Cooking is adaptable to ingredients, circumstances and availability of ingredients. This is very true in the case of Indo- Chinese cuisine also known as Indian Chinese cuisine.
According to Wikipedia,” Indian Chinese cuisine is the adaptation of Chinese seasoning and cooking techniques to Indian tastes through a larger offering of vegetarian dishes.” The Indo Chinese style of cooking is said to have been developed by the small Chinese community from the Hakka origin that has lived in Kolkata (formerly Calcutta) for over a century. However, the dishes of modern Indian Chinese cuisine, such as Chicken Manchurian, bear little resemblance to traditional Chinese cuisine.

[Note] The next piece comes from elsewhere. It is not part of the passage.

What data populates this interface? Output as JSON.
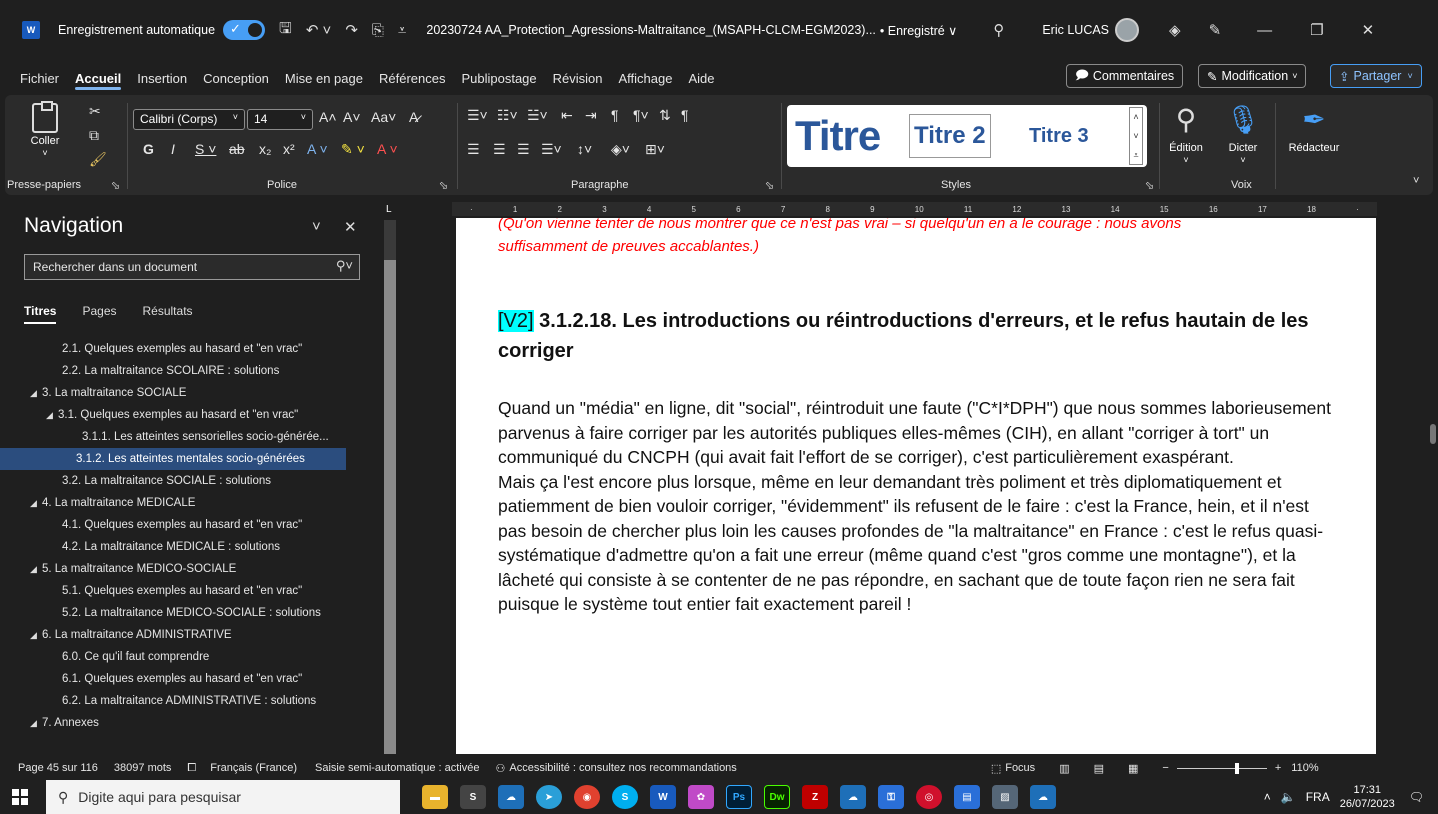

Indian Chinese food similar in taste to many ethnic dishes in Southeast Asian countries such as Singapore and Malaysia, which have strong Chinese and Indian cultural influences.
Non-staple dishes are by default served with generous helpings of gravy, although they can also be ordered “dry” or “without gravy”. Culinary styles often seen in Indian Chinese fare include chilli (implying hot and batter-fried), Manchurian (implying a sweet and salty brown sauce), and Szechwan (implying a spicy red sauce). These correspond only loosely, if at all, with authentic Chinese food preparation.